At the time, did Mankiw publicly accuse Republicans of voting like Democrats? Of course not. He was working at the White House.

In other minimum-wage debate news, Ezra Klein roots over a list of minimum-wage vs. unemployment rates for different states and opines that some of the states with the lowest rates of unemployment actually have state minimum wages well-above the federal. But a-ho! Jane Galt slices and dices those same figures differently to declare that of all the states with higher-than-federal minimum wages, more than half have unemployment rates that are higher than the national average. Frankly, this is a good demonstration of how numbers can be bent to the ideology of their interpreters. For my money, I suspect that labor market conditions are so dissimilar across states that comparisons between them are so riddled with noise as to be meaningless. Hawaii has the lowest unemployment level and Alabama the highest? You don't say.

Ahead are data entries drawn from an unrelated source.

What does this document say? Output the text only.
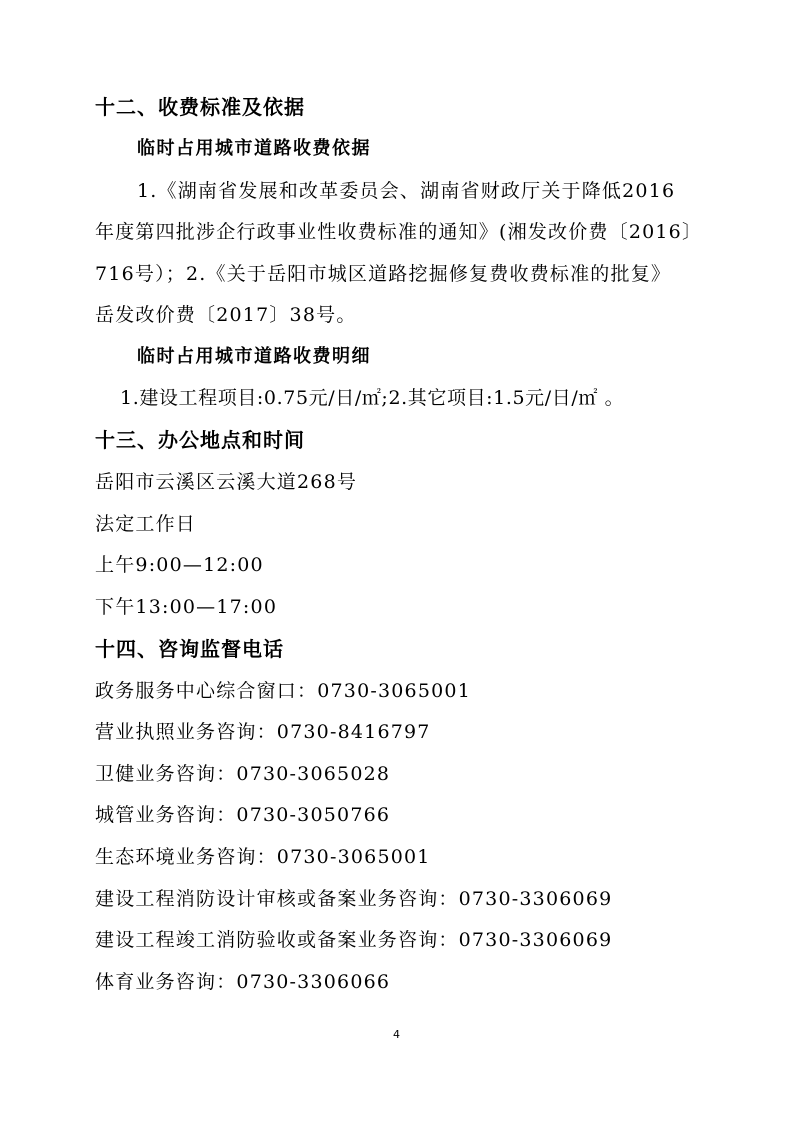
十二、收费标准及依据
临时占用城市道路收费依据
1.《湖南省发展和改革委员会、湖南省财政厅关于降低2016
年度第四批涉企行政事业性收费标准的通知》(湘发改价费〔2016〕
716号）；2.《关于岳阳市城区道路挖掘修复费收费标准的批复》
岳发改价费〔2017〕38号。
临时占用城市道路收费明细
1.建设工程项目:0.75元/日/㎡;2.其它项目:1.5元/日/㎡ 。
十三、办公地点和时间
岳阳市云溪区云溪大道268号
法定工作日
上午9:00—12:00
下午13:00—17:00
十四、咨询监督电话
政务服务中心综合窗口：0730-3065001
营业执照业务咨询：0730-8416797
卫健业务咨询：0730-3065028
城管业务咨询：0730-3050766
生态环境业务咨询：0730-3065001
建设工程消防设计审核或备案业务咨询：0730-3306069
建设工程竣工消防验收或备案业务咨询：0730-3306069
体育业务咨询：0730-3306066
4
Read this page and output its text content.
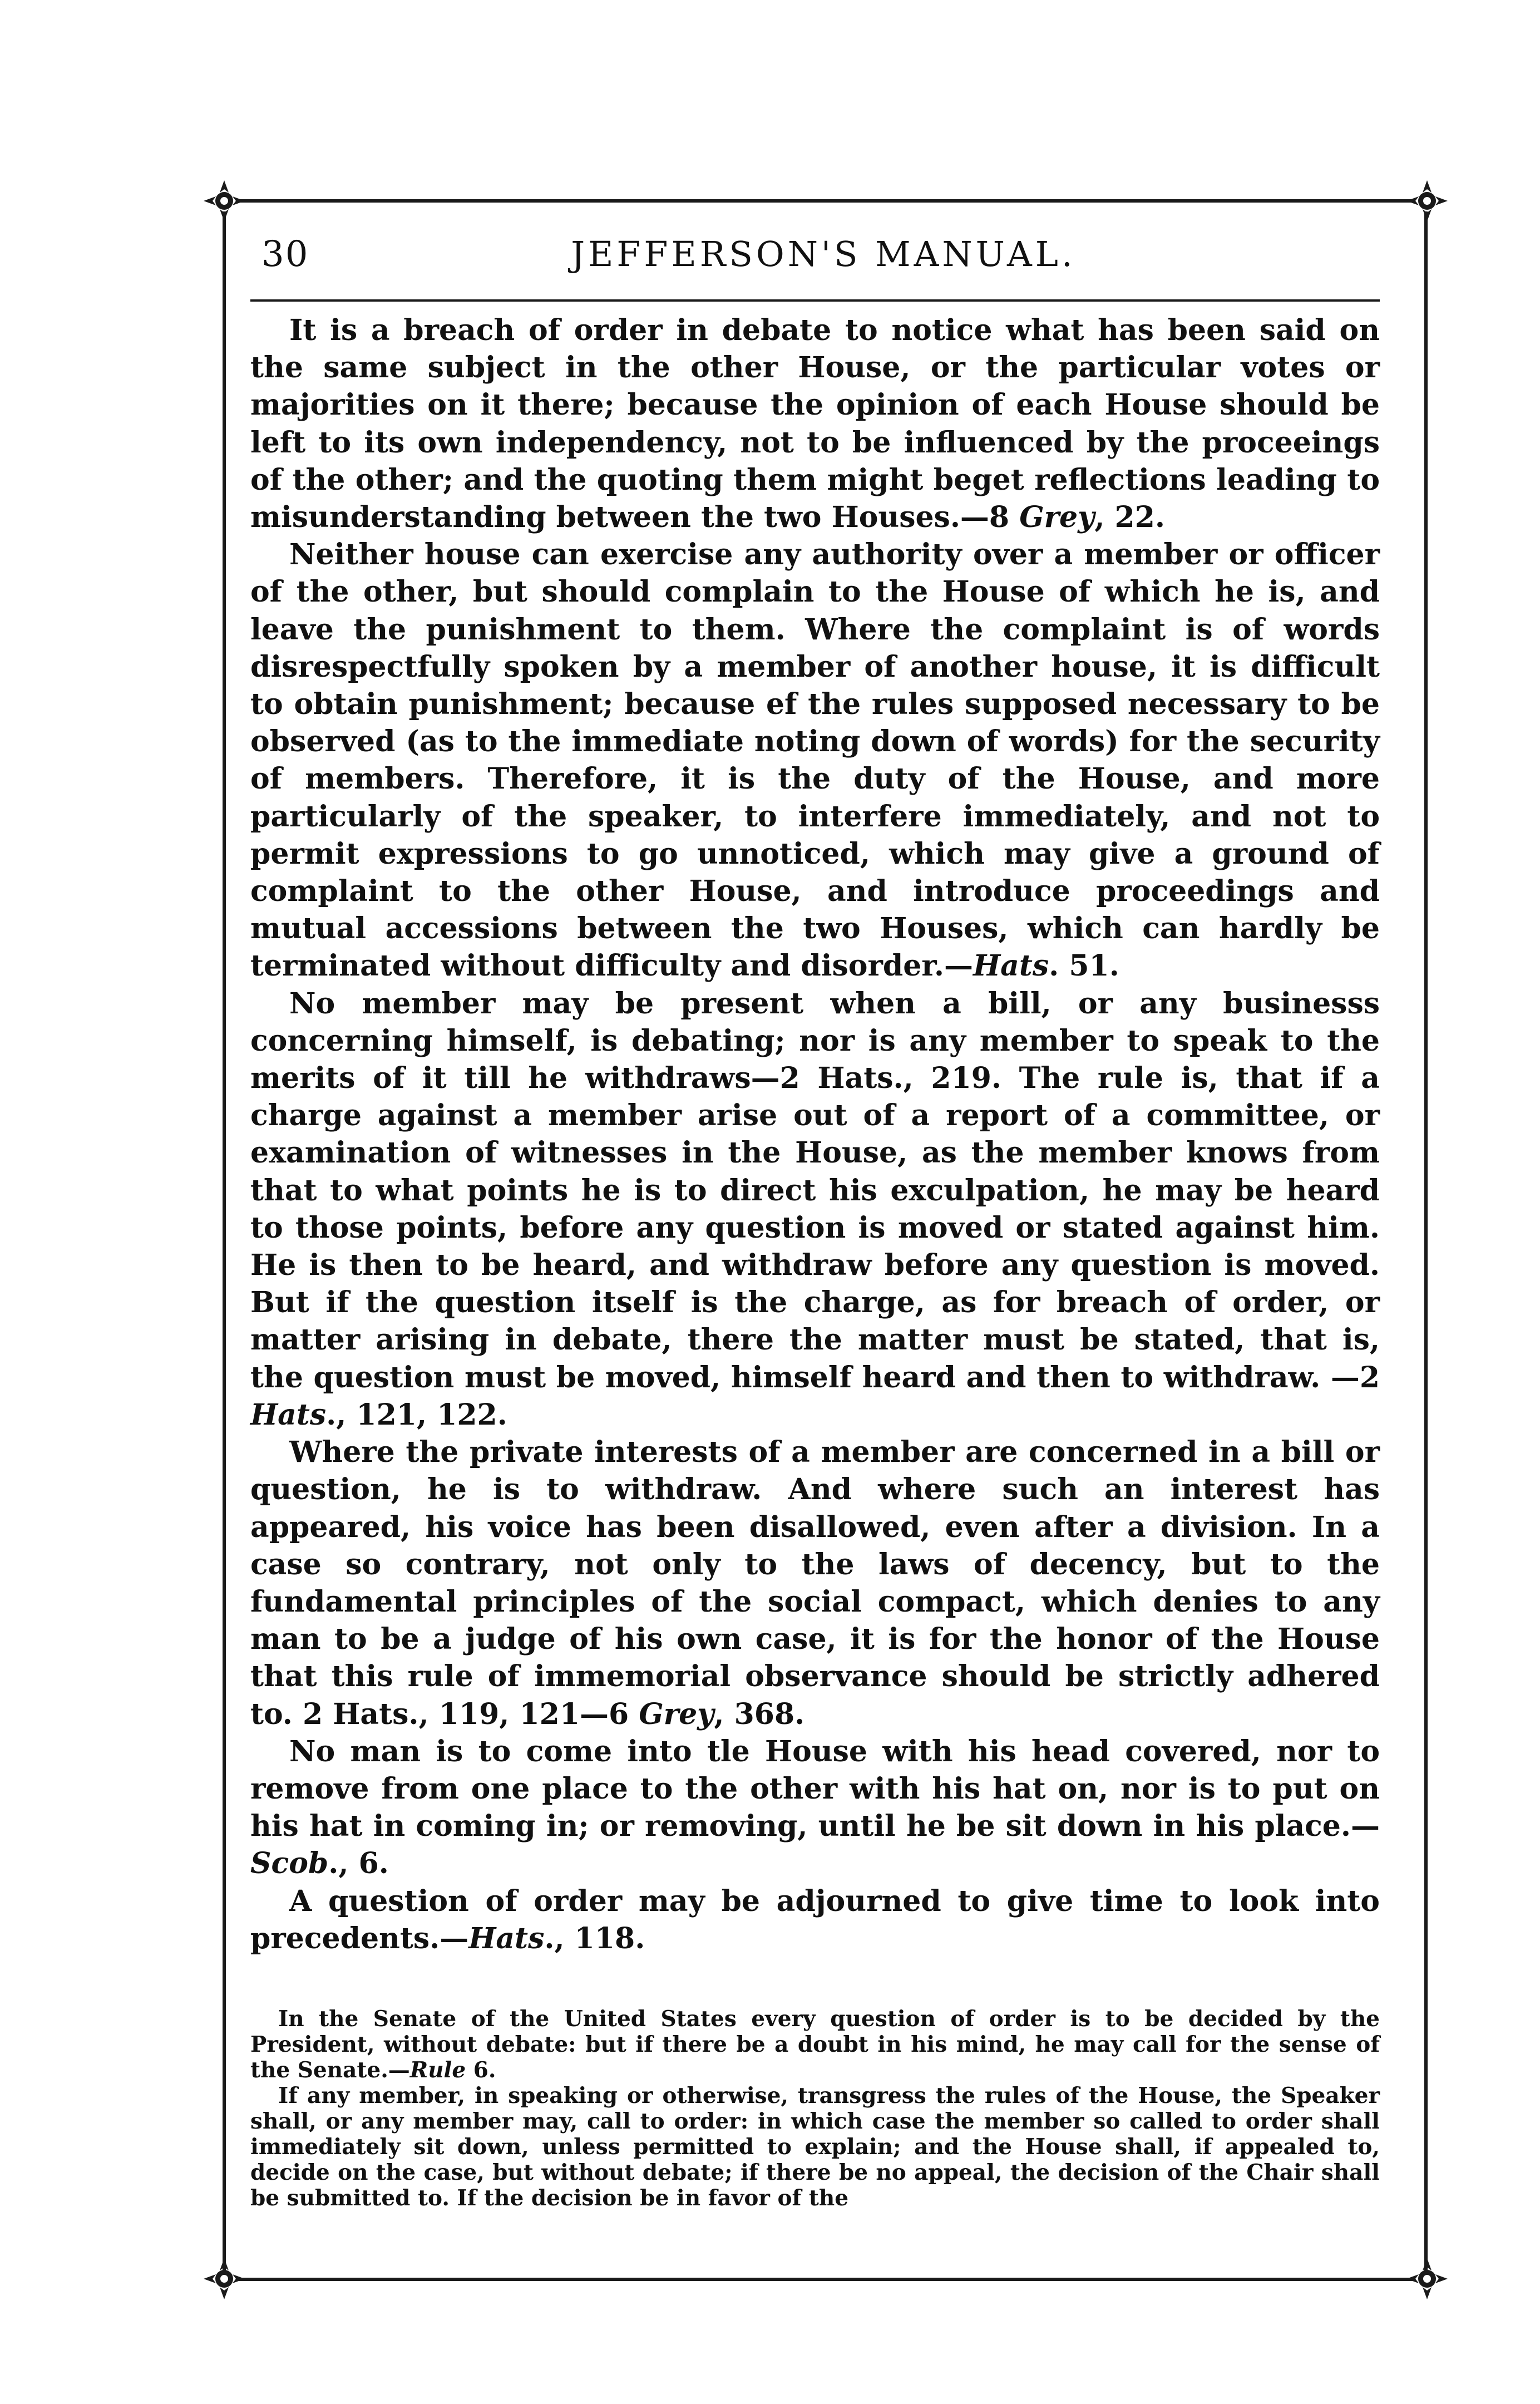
30	JEFFERSON'S MANUAL.

It is a breach of order in debate to notice what has been said on the same subject in the other House, or the particular votes or majorities on it there; because the opinion of each House should be left to its own independency, not to be influenced by the proceeings of the other; and the quoting them might beget reflections leading to misunderstanding between the two Houses.—8 Grey, 22.

Neither house can exercise any authority over a member or officer of the other, but should complain to the House of which he is, and leave the punishment to them. Where the complaint is of words disrespectfully spoken by a member of another house, it is difficult to obtain punishment; because ef the rules supposed necessary to be observed (as to the immediate noting down of words) for the security of members. Therefore, it is the duty of the House, and more particularly of the speaker, to interfere immediately, and not to permit expressions to go unnoticed, which may give a ground of complaint to the other House, and introduce proceedings and mutual accessions between the two Houses, which can hardly be terminated without difficulty and disorder.—Hats. 51.

No member may be present when a bill, or any businesss concerning himself, is debating; nor is any member to speak to the merits of it till he withdraws—2 Hats., 219. The rule is, that if a charge against a member arise out of a report of a committee, or examination of witnesses in the House, as the member knows from that to what points he is to direct his exculpation, he may be heard to those points, before any question is moved or stated against him. He is then to be heard, and withdraw before any question is moved. But if the question itself is the charge, as for breach of order, or matter arising in debate, there the matter must be stated, that is, the question must be moved, himself heard and then to withdraw. —2 Hats., 121, 122.

Where the private interests of a member are concerned in a bill or question, he is to withdraw. And where such an interest has appeared, his voice has been disallowed, even after a division. In a case so contrary, not only to the laws of decency, but to the fundamental principles of the social compact, which denies to any man to be a judge of his own case, it is for the honor of the House that this rule of immemorial observance should be strictly adhered to. 2 Hats., 119, 121—6 Grey, 368.

No man is to come into tle House with his head covered, nor to remove from one place to the other with his hat on, nor is to put on his hat in coming in; or removing, until he be sit down in his place.—Scob., 6.

A question of order may be adjourned to give time to look into precedents.—Hats., 118.

In the Senate of the United States every question of order is to be decided by the President, without debate: but if there be a doubt in his mind, he may call for the sense of the Senate.—Rule 6.

If any member, in speaking or otherwise, transgress the rules of the House, the Speaker shall, or any member may, call to order: in which case the member so called to order shall immediately sit down, unless permitted to explain; and the House shall, if appealed to, decide on the case, but without debate; if there be no appeal, the decision of the Chair shall be submitted to. If the decision be in favor of the
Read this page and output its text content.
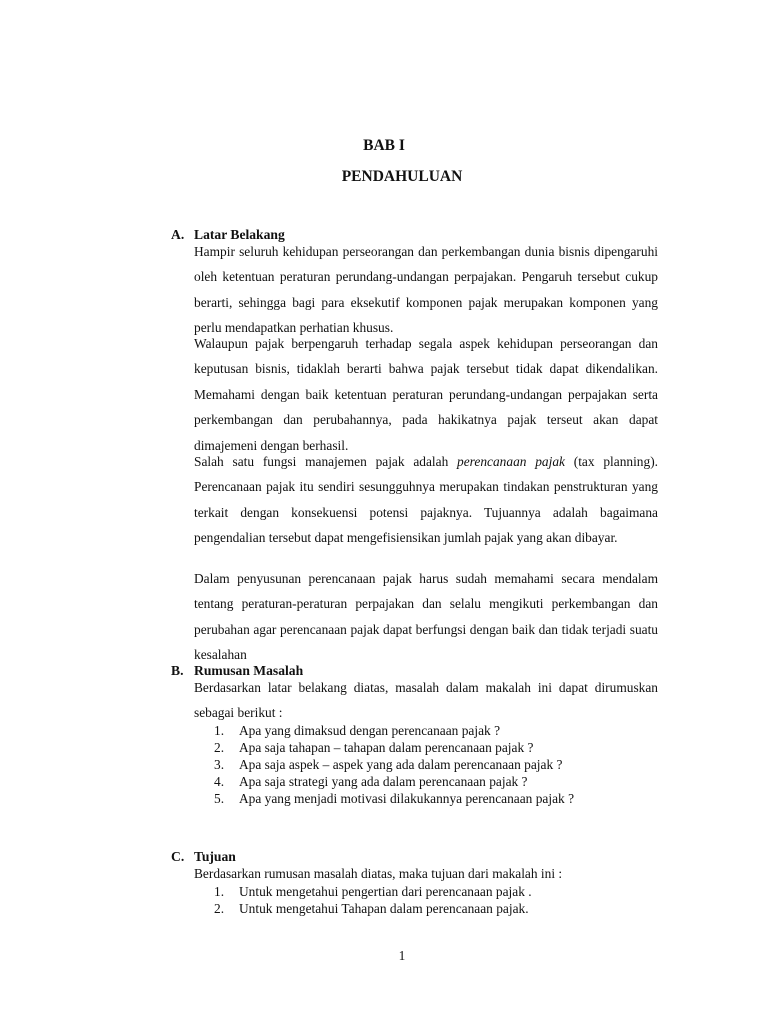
BAB I
PENDAHULUAN
A. Latar Belakang

Hampir seluruh kehidupan perseorangan dan perkembangan dunia bisnis dipengaruhi oleh ketentuan peraturan perundang-undangan perpajakan. Pengaruh tersebut cukup berarti, sehingga bagi para eksekutif komponen pajak merupakan komponen yang perlu mendapatkan perhatian khusus.

Walaupun pajak berpengaruh terhadap segala aspek kehidupan perseorangan dan keputusan bisnis, tidaklah berarti bahwa pajak tersebut tidak dapat dikendalikan. Memahami dengan baik ketentuan peraturan perundang-undangan perpajakan serta perkembangan dan perubahannya, pada hakikatnya pajak terseut akan dapat dimajemeni dengan berhasil.

Salah satu fungsi manajemen pajak adalah perencanaan pajak (tax planning). Perencanaan pajak itu sendiri sesungguhnya merupakan tindakan penstrukturan yang terkait dengan konsekuensi potensi pajaknya. Tujuannya adalah bagaimana pengendalian tersebut dapat mengefisiensikan jumlah pajak yang akan dibayar.

Dalam penyusunan perencanaan pajak harus sudah memahami secara mendalam tentang peraturan-peraturan perpajakan dan selalu mengikuti perkembangan dan perubahan agar perencanaan pajak dapat berfungsi dengan baik dan tidak terjadi suatu kesalahan

B. Rumusan Masalah

Berdasarkan latar belakang diatas, masalah dalam makalah ini dapat dirumuskan sebagai berikut :

1. Apa yang dimaksud dengan perencanaan pajak ?
2. Apa saja tahapan – tahapan dalam perencanaan pajak ?
3. Apa saja aspek – aspek yang ada dalam perencanaan pajak ?
4. Apa saja strategi yang ada dalam perencanaan pajak ?
5. Apa yang menjadi motivasi dilakukannya perencanaan pajak ?
C. Tujuan

Berdasarkan rumusan masalah diatas, maka tujuan dari makalah ini :

1. Untuk mengetahui pengertian dari perencanaan pajak .
2. Untuk mengetahui Tahapan dalam perencanaan pajak.
1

Ultimately, it is more meaningful to ditch the comparison between states and look at what happens to a state's economy when the minimum wage is raised. Everytime this happens, we are told that the sky is (probably) going to fall. Well it didn't in Florida. And it didn't in New Jersey. And as political pressure inevitably mandates the racheting up of more minimum-wage rates across the country, we're going to get more opportunities to observe whether or not raising the minimum wage really has the disasterous effects as predicted by neoliberal economics.